02-13-2007, 05:34 AM
Hi All,
Sorry if this is more hardware related, but I am looking at using a Propeller to control some valves which have a 4-20mA signal to set their position.

Can anyone point me to some links which would show the hardware required to produce a 4-20mA output.

Does having a 3.3v supply complicate things ?

West Oz.

02-13-2007, 07:00 AM
Hi Chris

There is a chip called an AD421·· this does the trick.
Not sure if anybody carries this in stock in OZ but try Farnell RS and possibly Arrow Electronics.
PDF file attached

Ronald Nollet··

02-13-2007, 07:39 AM
Thanks Ron,

Will look into that...

Phil Pilgrim (PhiPi)
02-13-2007, 10:55 AM
Here's a circuit I remember from a Design Idea in one of the trades several years ago. It uses a triple opto isolator, like the Sharp PC817 (http://rocky.digikey.com/WebLib/Sharp/Web%20Data/PC817%20Series.pdf) series, available from DigiKey. It has the advantage not only of optoisolation, but of being able to either source or sink current, depending on the app. The receiver, of course, will have to provide the excitation voltage.

The input is a single Propeller pin, driven by one of the counters' DUTY outputs. This is filtered to a voltage that ranges from 0 to 3.3V. The op amp drives the optoisolator LEDs in series, so each receives the same amount of current. The op amp's output voltage will have to be at least three LED diode drops above ground at max drive current. This will probably mean a 5V or greater supply voltage for the op amp. For 4-20mA output, the op amp's input common mode range will need to include 0.66V and 3.3V. For 0 to 20mA, the input common mode range will have to include ground. Depending on the op amp, it may also be necessary to add a transistor follower to boost its drive current to at least 10mA. This will also raise the op amp's Vdd requirements by another 0.6V to account for the transistor's VBE.

The feedback for the op amp comes from one of the phototransistors. It will range from 0 to 10mA which, across the 3.3K resistor, results in a feedback voltage of 0 to 3.3V. The other two phototransistors are paralleled, which yields double the feedback current, or 0 to 20mA. These may be wired to the receiver in any fashion, consistent with the device limitations of the optical isolators.

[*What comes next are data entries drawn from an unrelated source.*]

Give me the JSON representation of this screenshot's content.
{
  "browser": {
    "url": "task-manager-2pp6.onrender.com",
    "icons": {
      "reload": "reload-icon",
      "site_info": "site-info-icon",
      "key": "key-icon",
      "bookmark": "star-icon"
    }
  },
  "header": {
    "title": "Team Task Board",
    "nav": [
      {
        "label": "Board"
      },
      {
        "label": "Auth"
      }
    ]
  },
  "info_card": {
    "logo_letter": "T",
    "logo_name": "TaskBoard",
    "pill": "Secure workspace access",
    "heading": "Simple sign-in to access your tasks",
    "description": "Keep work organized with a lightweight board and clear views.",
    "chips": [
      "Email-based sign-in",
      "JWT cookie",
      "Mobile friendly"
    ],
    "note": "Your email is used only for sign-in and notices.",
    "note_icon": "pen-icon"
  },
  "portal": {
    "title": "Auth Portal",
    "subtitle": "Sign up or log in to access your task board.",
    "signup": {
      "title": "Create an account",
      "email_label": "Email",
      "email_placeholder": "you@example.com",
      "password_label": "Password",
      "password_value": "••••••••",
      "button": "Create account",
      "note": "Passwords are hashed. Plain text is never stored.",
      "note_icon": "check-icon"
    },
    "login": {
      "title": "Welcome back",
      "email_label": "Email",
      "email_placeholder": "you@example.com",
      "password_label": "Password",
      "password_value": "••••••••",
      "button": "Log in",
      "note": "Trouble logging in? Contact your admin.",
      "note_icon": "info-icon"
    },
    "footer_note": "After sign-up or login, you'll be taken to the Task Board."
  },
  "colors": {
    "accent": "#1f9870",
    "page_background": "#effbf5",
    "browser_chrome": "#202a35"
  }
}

This circuit relies on the fact that three isolators in the same package will be farily well matched and will be subjected to identical temperatures. So the feedback current should accurately track the output current.

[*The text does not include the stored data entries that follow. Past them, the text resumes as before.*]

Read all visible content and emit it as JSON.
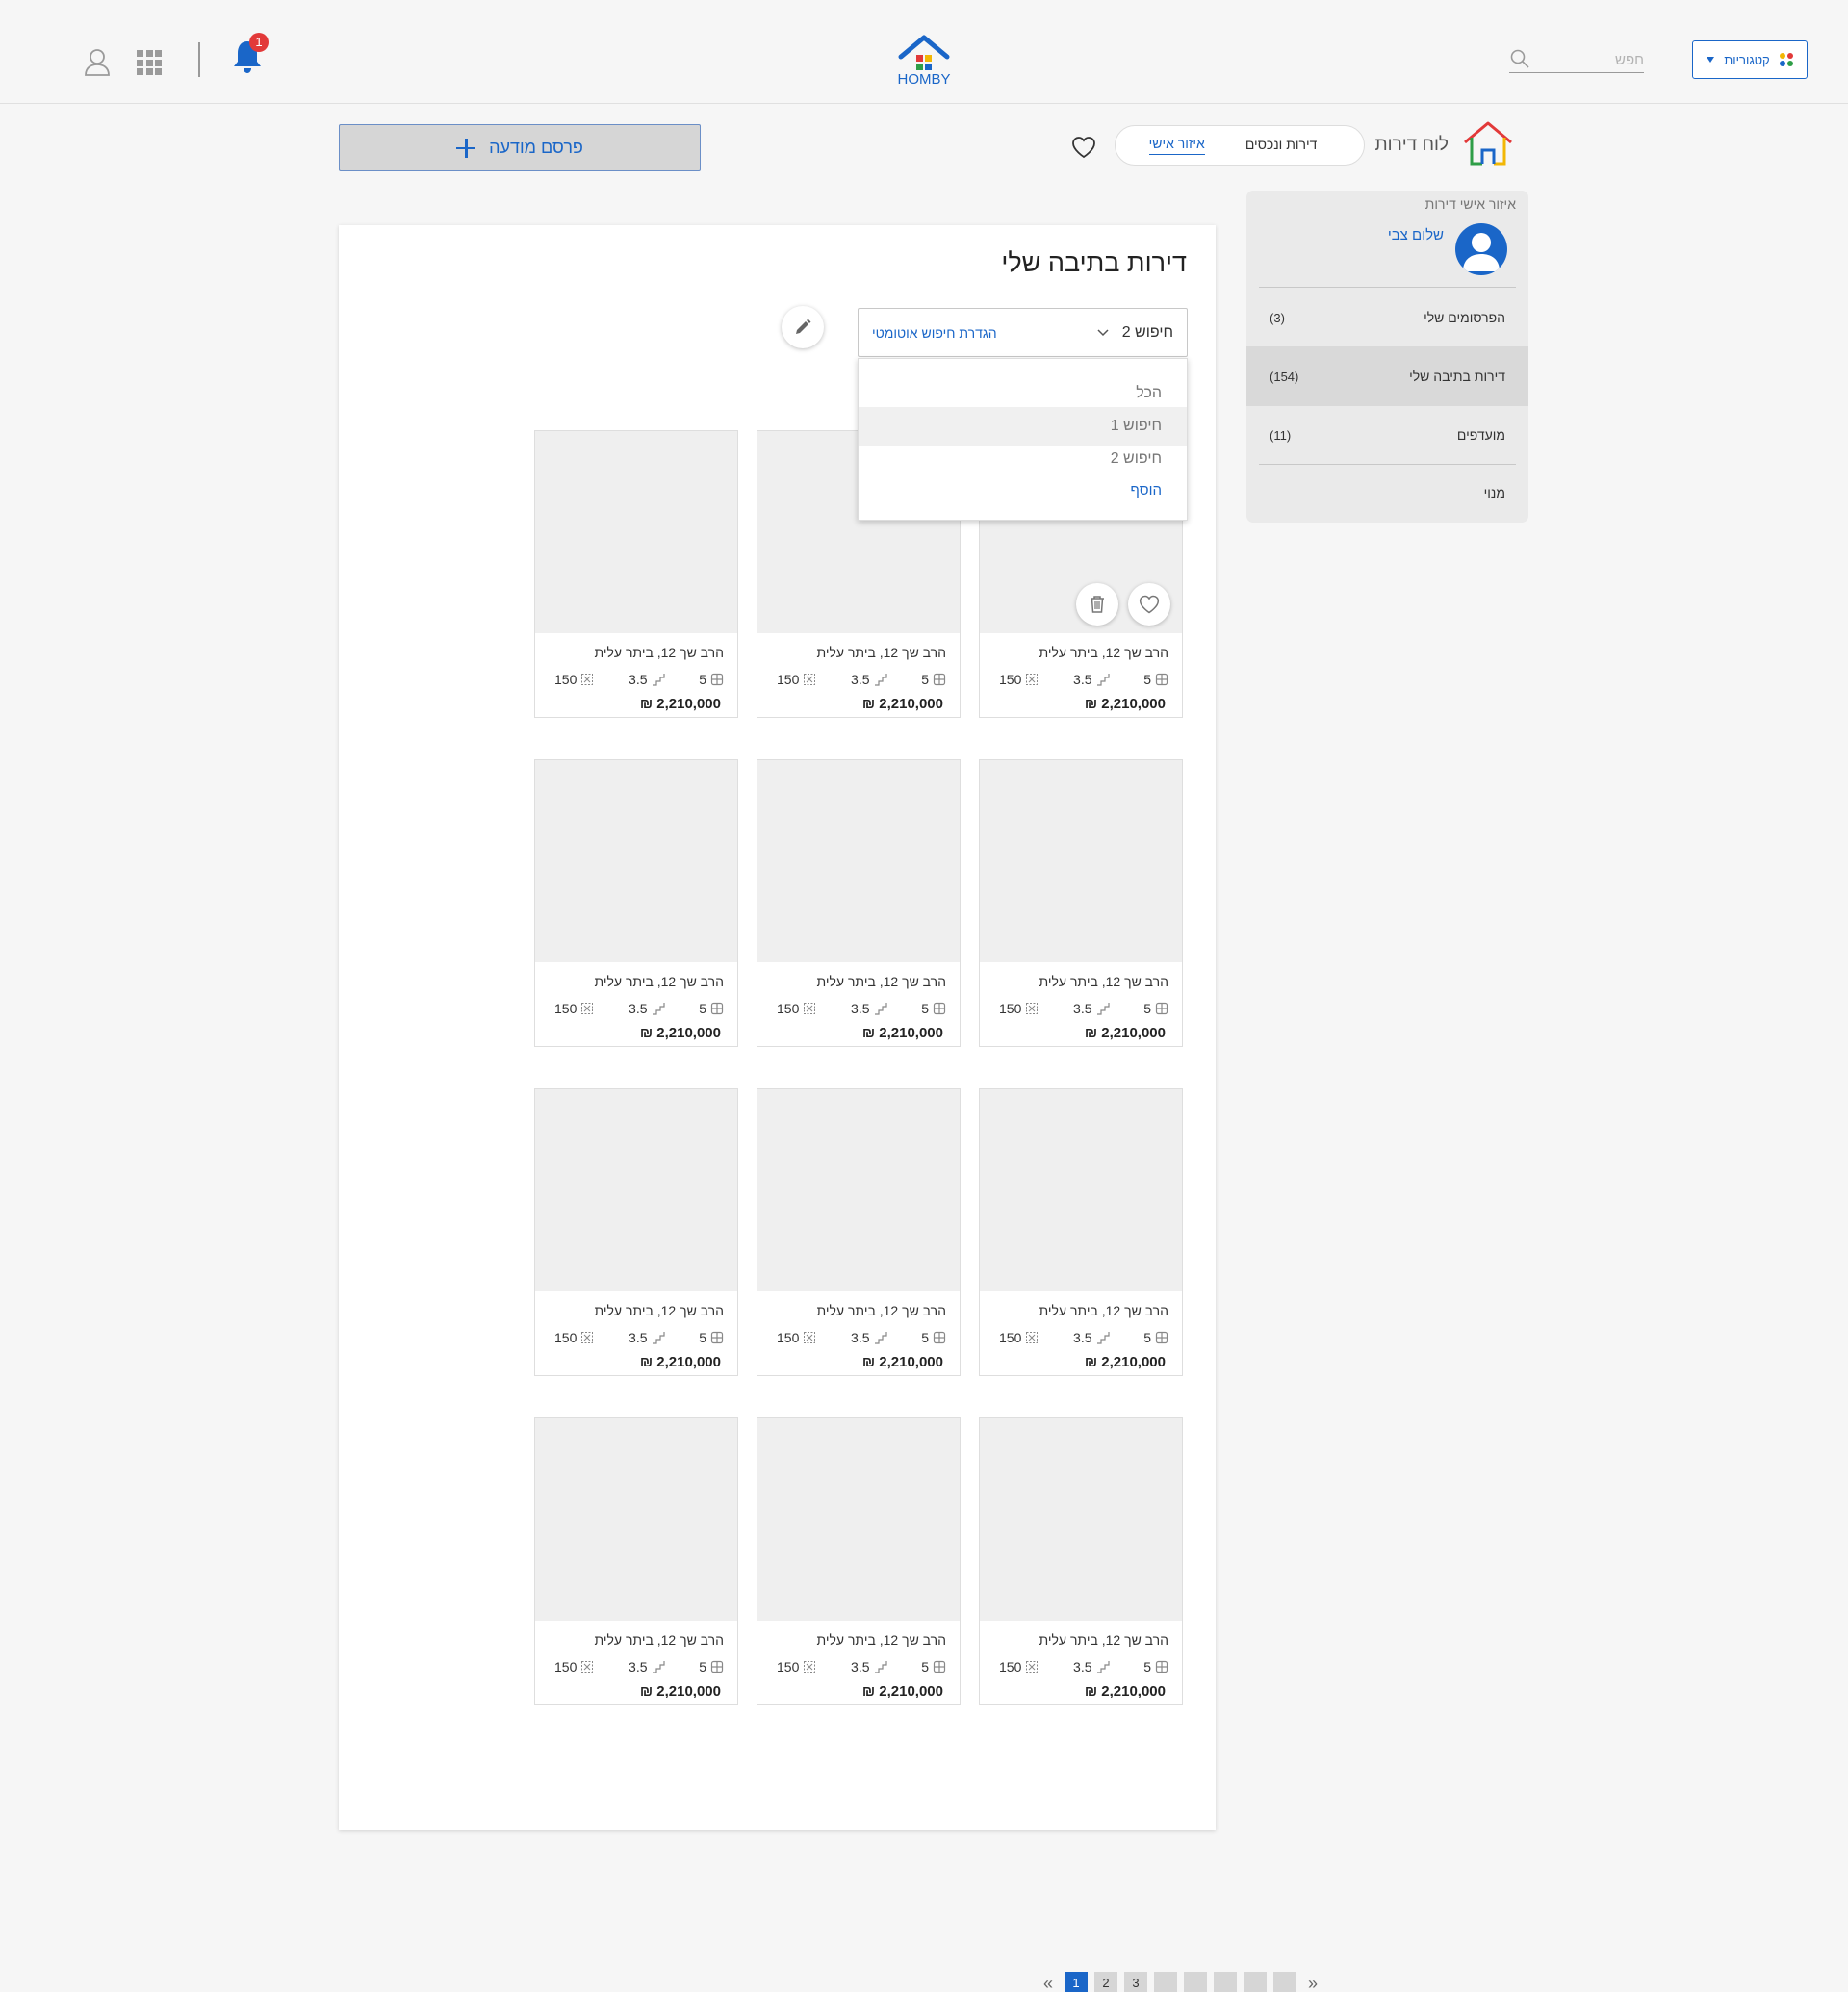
{
  "header": {
    "logo_text": "HOMBY",
    "notification_count": "1",
    "search_placeholder": "חפש",
    "categories_label": "קטגוריות",
    "brand_color": "#1a66c8"
  },
  "subheader": {
    "board_title": "לוח דירות",
    "tabs": [
      {
        "label": "דירות ונכסים",
        "active": false
      },
      {
        "label": "איזור אישי",
        "active": true
      }
    ],
    "publish_label": "פרסם מודעה"
  },
  "sidebar": {
    "title": "איזור אישי דירות",
    "user_name": "שלום צבי",
    "items": [
      {
        "label": "הפרסומים שלי",
        "count": "(3)"
      },
      {
        "label": "דירות בתיבה שלי",
        "count": "(154)",
        "active": true
      },
      {
        "label": "מועדפים",
        "count": "(11)"
      },
      {
        "label": "מנוי",
        "count": ""
      }
    ]
  },
  "main": {
    "title": "דירות בתיבה שלי",
    "selected_search": "חיפוש 2",
    "auto_search_link": "הגדרת חיפוש אוטומטי",
    "dropdown": {
      "options": [
        "הכל",
        "חיפוש 1",
        "חיפוש 2"
      ],
      "add_label": "הוסף"
    }
  },
  "cards": [
    {
      "address": "הרב שך 12, ביתר עלית",
      "rooms": "5",
      "floor": "3.5",
      "size": "150",
      "price": "2,210,000 ₪"
    },
    {
      "address": "הרב שך 12, ביתר עלית",
      "rooms": "5",
      "floor": "3.5",
      "size": "150",
      "price": "2,210,000 ₪"
    },
    {
      "address": "הרב שך 12, ביתר עלית",
      "rooms": "5",
      "floor": "3.5",
      "size": "150",
      "price": "2,210,000 ₪"
    },
    {
      "address": "הרב שך 12, ביתר עלית",
      "rooms": "5",
      "floor": "3.5",
      "size": "150",
      "price": "2,210,000 ₪"
    },
    {
      "address": "הרב שך 12, ביתר עלית",
      "rooms": "5",
      "floor": "3.5",
      "size": "150",
      "price": "2,210,000 ₪"
    },
    {
      "address": "הרב שך 12, ביתר עלית",
      "rooms": "5",
      "floor": "3.5",
      "size": "150",
      "price": "2,210,000 ₪"
    },
    {
      "address": "הרב שך 12, ביתר עלית",
      "rooms": "5",
      "floor": "3.5",
      "size": "150",
      "price": "2,210,000 ₪"
    },
    {
      "address": "הרב שך 12, ביתר עלית",
      "rooms": "5",
      "floor": "3.5",
      "size": "150",
      "price": "2,210,000 ₪"
    },
    {
      "address": "הרב שך 12, ביתר עלית",
      "rooms": "5",
      "floor": "3.5",
      "size": "150",
      "price": "2,210,000 ₪"
    },
    {
      "address": "הרב שך 12, ביתר עלית",
      "rooms": "5",
      "floor": "3.5",
      "size": "150",
      "price": "2,210,000 ₪"
    },
    {
      "address": "הרב שך 12, ביתר עלית",
      "rooms": "5",
      "floor": "3.5",
      "size": "150",
      "price": "2,210,000 ₪"
    },
    {
      "address": "הרב שך 12, ביתר עלית",
      "rooms": "5",
      "floor": "3.5",
      "size": "150",
      "price": "2,210,000 ₪"
    }
  ],
  "pagination": {
    "pages": [
      "1",
      "2",
      "3",
      "",
      "",
      "",
      "",
      ""
    ],
    "current": "1"
  }
}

I've never tried this circuit. But if I were going to produce a 4-20mA output device, this is where I'd start.


Update: Added a link to the opto datasheet and additional requirements for the op amp.

Post Edited (Phil Pilgrim (PhiPi)) : 2/13/2007 4:39:13 PM GMT

02-13-2007, 11:43 AM
Many many thanks Phil

02-13-2007, 09:30 PM

Is the Sharp PC817 the op-amp of you drawing or is your drawing a breakdown of the Sharp PC817.

I too could benifit from a homegrown 4-20ma sensor conditioner. If I could beef it up to 11V output I could use it.

Graham Stabler
02-13-2007, 09:39 PM
The sharp device is a quad opto-coupler, the op-amp is an additional device.


02-13-2007, 09:46 PM
Any link to a datasheet for the coupler, all I get is salesmen.

Phil Pilgrim (PhiPi)
02-13-2007, 11:40 PM

I added a link to the datasheet.


02-14-2007, 12:24 AM
Graham, Phil,

Thanks, That definitly gave me something to chew on.
The sensor conditioner sold with my accelorometers goes for $150 a hit.
In the end we have always said we where going to build our own, And this gives me yet another way to do it. My other circuit relied heavily on precision resistors, transitors not readily available.